Over on our Evangel blog, Gayle Trotter has an interview with former Senator Rick Santorum:
GT: You think that President John F. Kennedy made a mistake about the role of religious faith in politics. What was his mistake?
RS: Senator Kennedy — he was a senator at the time — made his initial statement in his speech. He said, “I believe in an America where the separation of the church and state is absolute.” That is not an America that our founders would have understood. They believed that faith had a vital role in shaping and forming the discourse of our country. And that the provisions of the Constitution which were put in place to prohibit the establishment of religion, were put in place to protect faith from government, not to protect government from faith. And Kennedy went on and used the phrase that Thomas Jefferson had used in his letter to the Danbury Baptists, but that letter was written some eleven years after the Constitution had been ratified, and by the way, Jefferson wasn’t even involved in the writing of the Constitution. He was overseas at the time.
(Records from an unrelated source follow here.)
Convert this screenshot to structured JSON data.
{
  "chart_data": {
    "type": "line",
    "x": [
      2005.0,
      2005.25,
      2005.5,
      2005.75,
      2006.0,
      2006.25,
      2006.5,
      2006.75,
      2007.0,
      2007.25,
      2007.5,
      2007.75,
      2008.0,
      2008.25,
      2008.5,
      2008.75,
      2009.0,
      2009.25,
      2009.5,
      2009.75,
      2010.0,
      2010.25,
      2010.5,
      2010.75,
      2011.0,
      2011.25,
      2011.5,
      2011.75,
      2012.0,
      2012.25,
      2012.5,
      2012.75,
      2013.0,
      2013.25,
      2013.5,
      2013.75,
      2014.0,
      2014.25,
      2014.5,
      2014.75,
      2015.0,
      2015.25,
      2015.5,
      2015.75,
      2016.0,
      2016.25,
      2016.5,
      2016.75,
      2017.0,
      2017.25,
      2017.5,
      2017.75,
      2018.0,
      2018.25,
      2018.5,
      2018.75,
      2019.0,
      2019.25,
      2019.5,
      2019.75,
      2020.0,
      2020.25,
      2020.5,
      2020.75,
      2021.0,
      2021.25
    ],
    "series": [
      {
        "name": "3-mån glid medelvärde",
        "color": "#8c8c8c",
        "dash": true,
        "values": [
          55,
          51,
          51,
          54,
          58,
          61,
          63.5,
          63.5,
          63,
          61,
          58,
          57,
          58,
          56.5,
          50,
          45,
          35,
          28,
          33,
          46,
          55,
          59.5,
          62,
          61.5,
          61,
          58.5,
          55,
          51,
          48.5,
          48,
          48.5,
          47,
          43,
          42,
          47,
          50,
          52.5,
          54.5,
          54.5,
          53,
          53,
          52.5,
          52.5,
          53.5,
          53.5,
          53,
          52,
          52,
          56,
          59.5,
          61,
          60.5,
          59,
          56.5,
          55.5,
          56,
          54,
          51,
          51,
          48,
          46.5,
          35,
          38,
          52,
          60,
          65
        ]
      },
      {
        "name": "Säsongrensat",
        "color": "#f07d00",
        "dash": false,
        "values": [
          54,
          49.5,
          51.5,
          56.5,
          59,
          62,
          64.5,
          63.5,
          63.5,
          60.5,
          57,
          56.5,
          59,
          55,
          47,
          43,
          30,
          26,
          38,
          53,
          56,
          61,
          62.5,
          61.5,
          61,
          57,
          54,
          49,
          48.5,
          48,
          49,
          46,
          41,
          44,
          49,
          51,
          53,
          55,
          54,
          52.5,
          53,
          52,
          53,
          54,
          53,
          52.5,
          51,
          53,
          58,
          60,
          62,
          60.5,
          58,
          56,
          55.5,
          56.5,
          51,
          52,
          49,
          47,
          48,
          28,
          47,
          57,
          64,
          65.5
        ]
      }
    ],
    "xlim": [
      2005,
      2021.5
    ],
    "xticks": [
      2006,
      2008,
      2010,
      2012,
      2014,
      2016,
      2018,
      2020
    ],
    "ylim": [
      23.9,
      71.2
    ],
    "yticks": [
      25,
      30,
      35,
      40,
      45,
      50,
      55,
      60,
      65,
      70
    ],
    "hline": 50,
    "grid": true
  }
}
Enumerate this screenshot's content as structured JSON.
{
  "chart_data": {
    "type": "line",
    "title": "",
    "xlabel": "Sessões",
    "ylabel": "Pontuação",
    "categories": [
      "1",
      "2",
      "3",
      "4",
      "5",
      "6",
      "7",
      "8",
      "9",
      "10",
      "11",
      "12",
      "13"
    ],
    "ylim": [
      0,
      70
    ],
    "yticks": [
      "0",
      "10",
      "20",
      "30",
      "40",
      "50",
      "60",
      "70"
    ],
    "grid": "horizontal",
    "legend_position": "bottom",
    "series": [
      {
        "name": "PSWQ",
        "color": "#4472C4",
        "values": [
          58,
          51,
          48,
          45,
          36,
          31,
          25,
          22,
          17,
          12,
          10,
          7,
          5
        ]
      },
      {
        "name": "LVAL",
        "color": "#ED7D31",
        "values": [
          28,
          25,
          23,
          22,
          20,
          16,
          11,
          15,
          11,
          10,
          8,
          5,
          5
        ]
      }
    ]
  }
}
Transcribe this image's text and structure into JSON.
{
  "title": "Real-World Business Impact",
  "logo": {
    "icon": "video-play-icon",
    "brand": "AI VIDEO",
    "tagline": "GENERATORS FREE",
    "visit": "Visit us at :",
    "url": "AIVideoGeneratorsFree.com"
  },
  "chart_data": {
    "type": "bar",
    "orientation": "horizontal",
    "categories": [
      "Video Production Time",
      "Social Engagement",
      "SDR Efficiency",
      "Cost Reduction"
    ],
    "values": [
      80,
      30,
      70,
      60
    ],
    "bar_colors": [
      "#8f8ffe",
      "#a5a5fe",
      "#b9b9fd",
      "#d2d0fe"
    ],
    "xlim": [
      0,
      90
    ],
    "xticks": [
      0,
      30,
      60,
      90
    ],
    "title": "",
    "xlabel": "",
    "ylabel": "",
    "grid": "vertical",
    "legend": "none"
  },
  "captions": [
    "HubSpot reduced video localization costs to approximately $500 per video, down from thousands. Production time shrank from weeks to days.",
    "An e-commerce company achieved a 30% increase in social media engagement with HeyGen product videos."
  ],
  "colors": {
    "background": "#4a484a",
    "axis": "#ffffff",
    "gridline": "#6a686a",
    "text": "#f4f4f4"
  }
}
But Jefferson wrote that in response to a letter from the Danbury Baptists who were concerned about the state interference with their faith and the practice of their faith. And Jefferson wrote that there was a wall of separation between government and the faith to protect the faith, to protect believers. And what Kennedy did was turn that on its head.




May 25th, 2011 | 12:01 pm
Thomas Jefferson was hardly Christian. Here’s a quote from him in a private letter to John Adams:
“And the day will come when the mystical generation of Jesus, by the supreme being as his father in the womb of a virgin will be classed with the fable of the generation of Minerva in the brain of Jupiter”
May 25th, 2011 | 1:11 pm
Jeremy — how does that affect the article above?
May 25th, 2011 | 10:37 pm
Read the article again.
May 26th, 2011 | 12:06 am
“I always said when I first was elected that I had a constituency of one.’
Not electable. He needs to broaden his constituency.
May 26th, 2011 | 9:52 am
I read it before. Please answer for me, maybe I’m just dense. Are you assuming that Santorum must believe Jefferson was a Christian to believe Jefferson was right about church and state relations (or any other particular non-theological matter)?